Addio G7, si riunirà solo su temi di sicurezza internazionale. Il principale vertice economico diventa il G20. Lo hanno deciso i leader dei paesi più ricchi. Allarme disoccupazione: “Continuerà a crescere, servono misure di sostegno”. Poco per l’ambiente
di Paolo Andruccioli e Maurizio Minnucci
Sarà ricordato come “Il Patto di Pittsburgh” quello siglato oggi (25 settembre) nella città americana della Pennsylvania, dove i leader dei 20 paesi più ricchi del mondo si sono riuniti alla ricerca di nuove regole per affrontare la crisi attuale e per evitarne altre in futuro. L’obiettivo dell’accordo, così si legge nella bozza del documento finale, è “la crescita sostenibile, duratura e solida, grazie a misure coordinate la cui applicazione da parte dei singoli paesi del G20 sarà verificata collettivamente”.

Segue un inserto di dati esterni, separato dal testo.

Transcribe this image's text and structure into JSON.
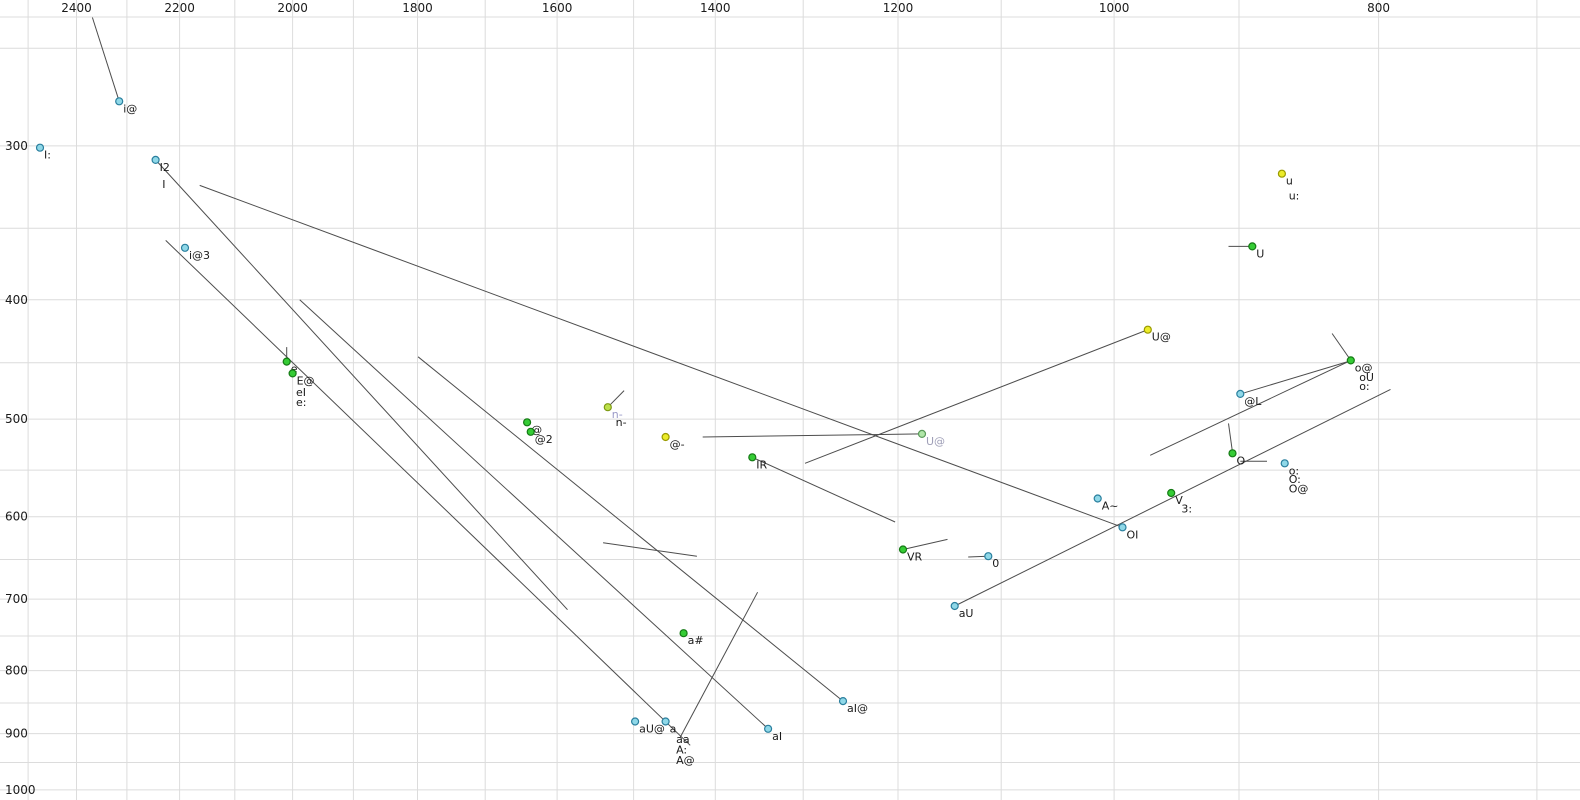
{
  "chart_data": {
    "type": "scatter",
    "description": "Vowel formant chart (F2 horizontal reversed log scale, F1 vertical log scale) with vowel tokens and diphthong trajectory lines",
    "x_axis": {
      "scale": "log",
      "reversed": true,
      "left_value": 2560,
      "right_value": 675,
      "tick_values": [
        2400,
        2200,
        2000,
        1800,
        1600,
        1400,
        1200,
        1000,
        800
      ],
      "tick_labels": [
        "2400",
        "2200",
        "2000",
        "1800",
        "1600",
        "1400",
        "1200",
        "1000",
        "800"
      ],
      "grid_values": [
        2500,
        2400,
        2300,
        2200,
        2100,
        2000,
        1900,
        1800,
        1700,
        1600,
        1500,
        1400,
        1300,
        1200,
        1100,
        1000,
        900,
        800,
        700
      ]
    },
    "y_axis": {
      "scale": "log",
      "top_value": 228.4,
      "bottom_value": 1019,
      "tick_values": [
        300,
        400,
        500,
        600,
        700,
        800,
        900,
        1000
      ],
      "tick_labels": [
        "300",
        "400",
        "500",
        "600",
        "700",
        "800",
        "900",
        "1000"
      ],
      "grid_values": [
        250,
        300,
        350,
        400,
        450,
        500,
        550,
        600,
        650,
        700,
        750,
        800,
        850,
        900,
        950,
        1000
      ]
    },
    "colors": {
      "label": "#1a1a1a",
      "grid": "#dcdcdc",
      "trajectory": "#4d4d4d",
      "cyan": {
        "fill": "#8fd8e8",
        "stroke": "#2a7f9e"
      },
      "green": {
        "fill": "#35cc35",
        "stroke": "#157a15"
      },
      "yellowgreen": {
        "fill": "#bce04a",
        "stroke": "#7e9a14"
      },
      "yellow": {
        "fill": "#ecec2a",
        "stroke": "#9a9a00"
      },
      "palegreen": {
        "fill": "#b0e6a8",
        "stroke": "#5a9a5a"
      }
    },
    "points": [
      {
        "label": "I:",
        "f2": 2475,
        "f1": 301,
        "color": "cyan"
      },
      {
        "label": "i@",
        "f2": 2315,
        "f1": 276,
        "color": "cyan"
      },
      {
        "label": "I2",
        "f2": 2245,
        "f1": 308,
        "color": "cyan"
      },
      {
        "label": "I",
        "f2": 2240,
        "f1": 318,
        "color": "cyan",
        "marker": false
      },
      {
        "label": "i@3",
        "f2": 2190,
        "f1": 363,
        "color": "cyan"
      },
      {
        "label": "e",
        "f2": 2010,
        "f1": 449,
        "color": "green"
      },
      {
        "label": "E@",
        "f2": 2000,
        "f1": 459,
        "color": "green"
      },
      {
        "label": "eI",
        "f2": 2001,
        "f1": 469,
        "color": "green",
        "marker": false
      },
      {
        "label": "e:",
        "f2": 2001,
        "f1": 478,
        "color": "green",
        "marker": false
      },
      {
        "label": "@",
        "f2": 1641,
        "f1": 503,
        "color": "green"
      },
      {
        "label": "@2",
        "f2": 1636,
        "f1": 512,
        "color": "green"
      },
      {
        "label": "n-",
        "f2": 1533,
        "f1": 489,
        "color": "yellowgreen",
        "label_color": "#9a9ac8"
      },
      {
        "label": "n-",
        "f2": 1528,
        "f1": 496,
        "color": "yellowgreen",
        "marker": false
      },
      {
        "label": "@-",
        "f2": 1460,
        "f1": 517,
        "color": "yellow"
      },
      {
        "label": "IR",
        "f2": 1357,
        "f1": 537,
        "color": "green"
      },
      {
        "label": "U@",
        "f2": 1176,
        "f1": 514,
        "color": "palegreen",
        "label_color": "#a0a0b8"
      },
      {
        "label": "U@",
        "f2": 972,
        "f1": 423,
        "color": "yellow"
      },
      {
        "label": "u",
        "f2": 868,
        "f1": 316,
        "color": "yellow"
      },
      {
        "label": "u:",
        "f2": 866,
        "f1": 325,
        "color": "yellow",
        "marker": false
      },
      {
        "label": "U",
        "f2": 890,
        "f1": 362,
        "color": "green"
      },
      {
        "label": "o@",
        "f2": 819,
        "f1": 448,
        "color": "green"
      },
      {
        "label": "oU",
        "f2": 816,
        "f1": 456,
        "color": "green",
        "marker": false
      },
      {
        "label": "o:",
        "f2": 816,
        "f1": 464,
        "color": "green",
        "marker": false
      },
      {
        "label": "@L",
        "f2": 899,
        "f1": 477,
        "color": "cyan"
      },
      {
        "label": "O",
        "f2": 905,
        "f1": 533,
        "color": "green"
      },
      {
        "label": "o:",
        "f2": 866,
        "f1": 543,
        "color": "cyan"
      },
      {
        "label": "O:",
        "f2": 866,
        "f1": 552,
        "color": "cyan",
        "marker": false
      },
      {
        "label": "O@",
        "f2": 866,
        "f1": 562,
        "color": "cyan",
        "marker": false
      },
      {
        "label": "V",
        "f2": 953,
        "f1": 574,
        "color": "green"
      },
      {
        "label": "3:",
        "f2": 948,
        "f1": 583,
        "color": "green",
        "marker": false
      },
      {
        "label": "OI",
        "f2": 993,
        "f1": 612,
        "color": "cyan"
      },
      {
        "label": "A~",
        "f2": 1014,
        "f1": 580,
        "color": "cyan"
      },
      {
        "label": "VR",
        "f2": 1195,
        "f1": 638,
        "color": "green"
      },
      {
        "label": "0",
        "f2": 1112,
        "f1": 646,
        "color": "cyan"
      },
      {
        "label": "aU",
        "f2": 1144,
        "f1": 709,
        "color": "cyan"
      },
      {
        "label": "aI@",
        "f2": 1257,
        "f1": 847,
        "color": "cyan"
      },
      {
        "label": "aI",
        "f2": 1339,
        "f1": 892,
        "color": "cyan"
      },
      {
        "label": "a#",
        "f2": 1438,
        "f1": 746,
        "color": "green"
      },
      {
        "label": "aU@",
        "f2": 1498,
        "f1": 880,
        "color": "cyan"
      },
      {
        "label": "a",
        "f2": 1460,
        "f1": 880,
        "color": "cyan"
      },
      {
        "label": "aa",
        "f2": 1452,
        "f1": 897,
        "color": "cyan",
        "marker": false
      },
      {
        "label": "A:",
        "f2": 1452,
        "f1": 915,
        "color": "cyan",
        "marker": false
      },
      {
        "label": "A@",
        "f2": 1452,
        "f1": 933,
        "color": "cyan",
        "marker": false
      }
    ],
    "lines": [
      {
        "from": [
          2368,
          236
        ],
        "to": [
          2315,
          276
        ]
      },
      {
        "from": [
          2245,
          308
        ],
        "to": [
          1586,
          714
        ]
      },
      {
        "from": [
          2226,
          358
        ],
        "to": [
          1430,
          920
        ]
      },
      {
        "from": [
          2163,
          323
        ],
        "to": [
          993,
          612
        ]
      },
      {
        "from": [
          1988,
          400
        ],
        "to": [
          1339,
          892
        ]
      },
      {
        "from": [
          1799,
          445
        ],
        "to": [
          1257,
          847
        ]
      },
      {
        "from": [
          2010,
          437
        ],
        "to": [
          2010,
          449
        ]
      },
      {
        "from": [
          1533,
          489
        ],
        "to": [
          1512,
          474
        ]
      },
      {
        "from": [
          1415,
          517
        ],
        "to": [
          1176,
          514
        ]
      },
      {
        "from": [
          1298,
          543
        ],
        "to": [
          972,
          423
        ]
      },
      {
        "from": [
          1357,
          537
        ],
        "to": [
          1203,
          606
        ]
      },
      {
        "from": [
          1195,
          638
        ],
        "to": [
          1151,
          626
        ]
      },
      {
        "from": [
          1131,
          647
        ],
        "to": [
          1113,
          646
        ]
      },
      {
        "from": [
          1144,
          709
        ],
        "to": [
          792,
          473
        ]
      },
      {
        "from": [
          819,
          448
        ],
        "to": [
          970,
          535
        ]
      },
      {
        "from": [
          832,
          426
        ],
        "to": [
          819,
          448
        ]
      },
      {
        "from": [
          908,
          362
        ],
        "to": [
          890,
          362
        ]
      },
      {
        "from": [
          908,
          504
        ],
        "to": [
          905,
          532
        ]
      },
      {
        "from": [
          899,
          541
        ],
        "to": [
          879,
          541
        ]
      },
      {
        "from": [
          896,
          476
        ],
        "to": [
          821,
          449
        ]
      },
      {
        "from": [
          1539,
          630
        ],
        "to": [
          1422,
          646
        ]
      },
      {
        "from": [
          1442,
          906
        ],
        "to": [
          1351,
          691
        ]
      }
    ]
  }
}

Primo passo sarà la trasformazione del G20 in un vero e proprio forum permanente con capi di stato e di governo, dove i tutti paesi che ne fanno parte potranno verificare insieme le misure di sostegno introdotte dai singoli Stati. Al suo fianco verranno attribuiti più ruoli e collaborazione con il Financial Stability Board (Fsb), che dovrà essere allargato anche alle economie dei paesi in via di sviluppo e emergenti. Già entro fine anno i ministri delle Finanze e i governatori delle Banche centrali avvieranno un processo comune e coordinato di recepimento del framework per la crescita. Riunione che secondo le prime indiscrezioni battute dalle agenzie potrebbe tenersi il 7 e l’8 novembre in Scozia.

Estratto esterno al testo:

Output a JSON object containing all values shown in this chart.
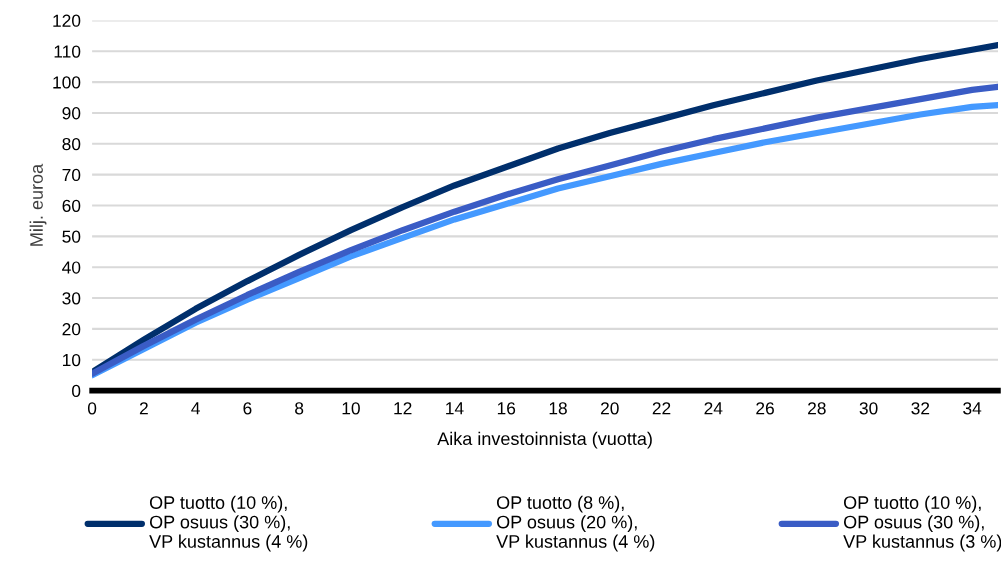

Il vertice dei “grandi” conferma che “l’imperativo è combattere il protezionismo” e torna a rilanciare, in tema di commercio internazionale, una conclusione “rapida e ambiziosa” del Doha Round entro il 2010. Insiste sulla necessità di combattere le speculazioni e si dice pronto ad agire su diversi fronti anche per evitare le manipolazioni di mercato e contenere l'eccessiva volatilità dei prezzi. Sul fronte della crisi invita a non abbassare la guardia, confermando le misure di stimolo messe in campo ("prematuro ritirarle"). Alle banche, invece, i 20 di Pittsburgh chiedono di periodo favorire la crescita (nel breve e medio periodo) per poi rafforzare il loro capitale (a lungo termine).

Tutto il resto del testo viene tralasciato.